Imagine for a moment that sports coverage on the Internet is an endless ocean populated by an assortment of odd marine life. Tweets from beat writers constantly swim by, as do photos from your friends at the ballpark on Instagram and the official Facebook pages of pro teams.
Think of SportStream as a gargantuan fishing net that catches all information related to your favorite team. The app, available on Apple devices and on the Web, curates tweets and posts from reliable sources and bloggers as well as posts by the teams themselves during games and while they’re idle. Some are tagged with real-time information to give context.
“We have these real-time content platforms where the velocity is increasing, the volume is increasing,” CEO Bob Morgan said. “So when Twitter says 24 million tweets for the Super Bowl, it kind of tells you it would be useful to have ways to shape that, to tune it, to get a signal from it.”
SportStream isn’t just for the fans. The company has been hired by teams and pros looking for a way to capture social media buzz about themselves: the Seattle Seahawks (owner Paul Allen was a SportStream investor), the University of Michigan hoops squad and Golden State Warriors star Stephen Curry all partnered with the app. As Morgan pointed out, his company can customize the stream -- he said the NCAA doesn’t allow schools to talk about recruiting, so Michigan’s stream filters out tweets and mentions about the subject.

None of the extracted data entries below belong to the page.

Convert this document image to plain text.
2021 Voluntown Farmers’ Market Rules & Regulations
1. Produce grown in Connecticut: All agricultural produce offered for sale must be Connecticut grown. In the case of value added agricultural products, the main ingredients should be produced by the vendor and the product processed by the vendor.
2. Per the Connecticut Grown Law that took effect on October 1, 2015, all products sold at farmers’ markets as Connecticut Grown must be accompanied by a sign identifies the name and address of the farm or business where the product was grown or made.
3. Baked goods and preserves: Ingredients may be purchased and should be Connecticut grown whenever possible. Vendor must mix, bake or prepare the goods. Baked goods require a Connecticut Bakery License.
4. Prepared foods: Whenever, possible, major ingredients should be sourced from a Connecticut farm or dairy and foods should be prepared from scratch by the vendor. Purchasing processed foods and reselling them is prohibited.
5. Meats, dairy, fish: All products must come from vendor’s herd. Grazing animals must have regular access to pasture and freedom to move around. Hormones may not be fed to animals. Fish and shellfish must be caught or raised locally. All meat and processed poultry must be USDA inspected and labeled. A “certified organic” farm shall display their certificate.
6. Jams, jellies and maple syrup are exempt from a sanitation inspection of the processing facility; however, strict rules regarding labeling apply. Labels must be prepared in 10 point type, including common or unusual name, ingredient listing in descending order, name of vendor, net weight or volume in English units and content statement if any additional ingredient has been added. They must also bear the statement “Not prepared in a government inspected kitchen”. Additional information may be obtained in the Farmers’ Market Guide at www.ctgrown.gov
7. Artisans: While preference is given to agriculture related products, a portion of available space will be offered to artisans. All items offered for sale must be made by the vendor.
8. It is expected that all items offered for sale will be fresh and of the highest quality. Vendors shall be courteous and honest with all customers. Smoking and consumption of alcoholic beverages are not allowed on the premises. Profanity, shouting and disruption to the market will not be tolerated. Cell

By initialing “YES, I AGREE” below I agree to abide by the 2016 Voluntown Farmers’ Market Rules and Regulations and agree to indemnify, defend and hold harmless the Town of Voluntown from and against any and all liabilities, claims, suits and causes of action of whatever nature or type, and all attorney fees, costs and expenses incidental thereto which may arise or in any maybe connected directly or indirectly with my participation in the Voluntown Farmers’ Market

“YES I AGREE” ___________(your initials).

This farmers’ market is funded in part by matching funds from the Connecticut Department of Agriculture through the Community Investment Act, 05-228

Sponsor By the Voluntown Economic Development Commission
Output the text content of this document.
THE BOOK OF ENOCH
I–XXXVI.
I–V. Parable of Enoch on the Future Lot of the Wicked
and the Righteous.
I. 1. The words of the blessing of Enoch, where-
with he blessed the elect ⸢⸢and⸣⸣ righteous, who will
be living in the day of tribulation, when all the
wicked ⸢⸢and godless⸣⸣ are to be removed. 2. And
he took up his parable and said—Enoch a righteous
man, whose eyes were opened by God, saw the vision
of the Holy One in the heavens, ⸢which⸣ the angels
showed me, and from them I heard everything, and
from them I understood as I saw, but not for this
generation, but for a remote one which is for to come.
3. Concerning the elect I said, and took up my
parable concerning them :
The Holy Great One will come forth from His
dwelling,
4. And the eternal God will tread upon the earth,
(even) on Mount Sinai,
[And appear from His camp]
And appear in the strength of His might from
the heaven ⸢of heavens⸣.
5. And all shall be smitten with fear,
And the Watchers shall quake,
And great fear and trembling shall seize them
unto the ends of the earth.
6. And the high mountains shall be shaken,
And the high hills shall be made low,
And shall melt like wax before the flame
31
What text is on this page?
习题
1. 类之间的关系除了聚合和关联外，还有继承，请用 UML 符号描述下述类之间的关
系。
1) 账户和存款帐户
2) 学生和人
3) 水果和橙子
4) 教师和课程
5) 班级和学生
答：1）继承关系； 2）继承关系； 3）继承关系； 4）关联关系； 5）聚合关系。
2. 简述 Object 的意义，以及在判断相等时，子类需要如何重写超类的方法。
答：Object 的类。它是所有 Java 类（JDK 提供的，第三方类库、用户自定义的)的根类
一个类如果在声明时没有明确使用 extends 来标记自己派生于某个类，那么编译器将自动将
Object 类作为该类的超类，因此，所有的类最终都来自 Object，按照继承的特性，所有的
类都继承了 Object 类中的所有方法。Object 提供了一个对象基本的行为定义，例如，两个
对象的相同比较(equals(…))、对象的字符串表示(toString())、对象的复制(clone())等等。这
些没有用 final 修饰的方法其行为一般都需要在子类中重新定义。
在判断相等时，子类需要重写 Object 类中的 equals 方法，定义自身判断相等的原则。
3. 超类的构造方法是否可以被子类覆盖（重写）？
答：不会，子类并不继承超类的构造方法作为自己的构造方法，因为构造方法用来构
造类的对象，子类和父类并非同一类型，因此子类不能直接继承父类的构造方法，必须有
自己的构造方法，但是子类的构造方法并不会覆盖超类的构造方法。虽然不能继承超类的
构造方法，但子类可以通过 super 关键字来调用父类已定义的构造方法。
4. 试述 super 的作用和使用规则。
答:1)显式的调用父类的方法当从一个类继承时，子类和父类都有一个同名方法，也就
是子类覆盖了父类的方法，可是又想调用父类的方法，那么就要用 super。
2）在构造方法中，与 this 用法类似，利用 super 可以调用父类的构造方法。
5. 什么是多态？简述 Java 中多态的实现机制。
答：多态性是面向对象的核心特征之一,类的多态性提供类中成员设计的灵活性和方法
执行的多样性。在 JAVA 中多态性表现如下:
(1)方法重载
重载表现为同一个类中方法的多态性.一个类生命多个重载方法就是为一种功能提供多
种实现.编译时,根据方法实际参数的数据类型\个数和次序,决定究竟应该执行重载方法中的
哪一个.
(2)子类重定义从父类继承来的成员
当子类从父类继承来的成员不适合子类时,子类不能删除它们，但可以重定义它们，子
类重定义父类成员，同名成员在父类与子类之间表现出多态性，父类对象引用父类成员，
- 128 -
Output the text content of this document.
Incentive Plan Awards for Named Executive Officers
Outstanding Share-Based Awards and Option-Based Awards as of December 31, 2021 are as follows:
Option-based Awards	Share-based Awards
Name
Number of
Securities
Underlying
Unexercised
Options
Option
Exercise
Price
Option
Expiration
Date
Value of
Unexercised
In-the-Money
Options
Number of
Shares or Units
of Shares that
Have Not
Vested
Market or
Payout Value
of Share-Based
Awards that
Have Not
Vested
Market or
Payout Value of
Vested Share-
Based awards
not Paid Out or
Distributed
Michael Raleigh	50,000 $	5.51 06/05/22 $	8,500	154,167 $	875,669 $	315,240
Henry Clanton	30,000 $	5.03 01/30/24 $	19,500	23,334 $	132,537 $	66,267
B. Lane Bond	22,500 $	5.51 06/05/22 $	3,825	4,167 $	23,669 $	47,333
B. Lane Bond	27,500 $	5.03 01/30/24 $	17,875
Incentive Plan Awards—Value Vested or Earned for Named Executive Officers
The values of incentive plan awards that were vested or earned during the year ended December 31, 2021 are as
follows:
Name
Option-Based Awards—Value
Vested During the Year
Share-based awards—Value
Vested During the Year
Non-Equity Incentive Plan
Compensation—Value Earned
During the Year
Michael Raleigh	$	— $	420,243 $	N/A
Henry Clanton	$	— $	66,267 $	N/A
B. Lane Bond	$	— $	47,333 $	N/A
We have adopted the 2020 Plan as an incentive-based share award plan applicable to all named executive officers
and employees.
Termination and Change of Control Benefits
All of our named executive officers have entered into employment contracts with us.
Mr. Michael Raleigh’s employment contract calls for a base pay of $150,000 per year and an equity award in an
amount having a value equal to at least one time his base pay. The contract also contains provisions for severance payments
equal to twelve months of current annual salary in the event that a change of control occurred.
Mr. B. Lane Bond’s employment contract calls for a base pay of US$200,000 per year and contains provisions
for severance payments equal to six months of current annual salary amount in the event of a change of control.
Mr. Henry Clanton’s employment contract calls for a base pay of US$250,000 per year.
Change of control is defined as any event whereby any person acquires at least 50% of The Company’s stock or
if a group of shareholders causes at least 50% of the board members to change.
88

There are plenty of benefits for die-hards who use the app. Morgan discussed exactly how it helped during this year’s NCAA tournament: “You didn’t have a Twitter list for Florida Gulf Coast ready to go, but for every matchup, all you had to do was to click into the app and you were getting a filtered stream of quality content. If you’re trying to follow a hashtag for a big event like the Super Bowl or World Cup, there’s just a flood of stuff. Then it becomes unwieldy.”
SportStream is also versatile enough to incorporate fan-speak, and not just the typical hashtags that indicate a tweeter is referring to, say, the Cincinnati #Reds. SportStream knows, for example, that tweets about the Seahawks with words like “Skittles” or “Beast Mode” usually refer to Marshawn Lynch. Morgan explains there’s an additional filtration process the system goes through to double-check that a post is about a specific team or game. If a Raiders blogger happens to talk about how amazing the San Jose Sharks’ game-winning goal was, it won’t post to Oakland’s stream; tweets about the Detroit Tigers won’t end up on LSU’s timeline either.
Going forward, Morgan says his team will focus on curating more photo content and the idea of a “pulse” -- it’s what he calls a “social activity map” during games, in which users can click on an exact time of a contest and find out what was being said at that moment. You might be surprised to find out that the two biggest spikes during Super Bowl XLVII weren’t Jacoby Jones’ kickoff return or Colin Kaepernick’s fourth-quarter touchdown run. No, the pulse map indicated there were two nonsports moments in which the world took to social media in droves: Beyonce’s halftime show and the blackout.
“People have their tastes,” Morgan said. “We may be missing one of your favorite writers. Or a tweet fell on the ground that should have been filtered in. But by and large, our argument is: We’re catching a good chunk of the good stuff.”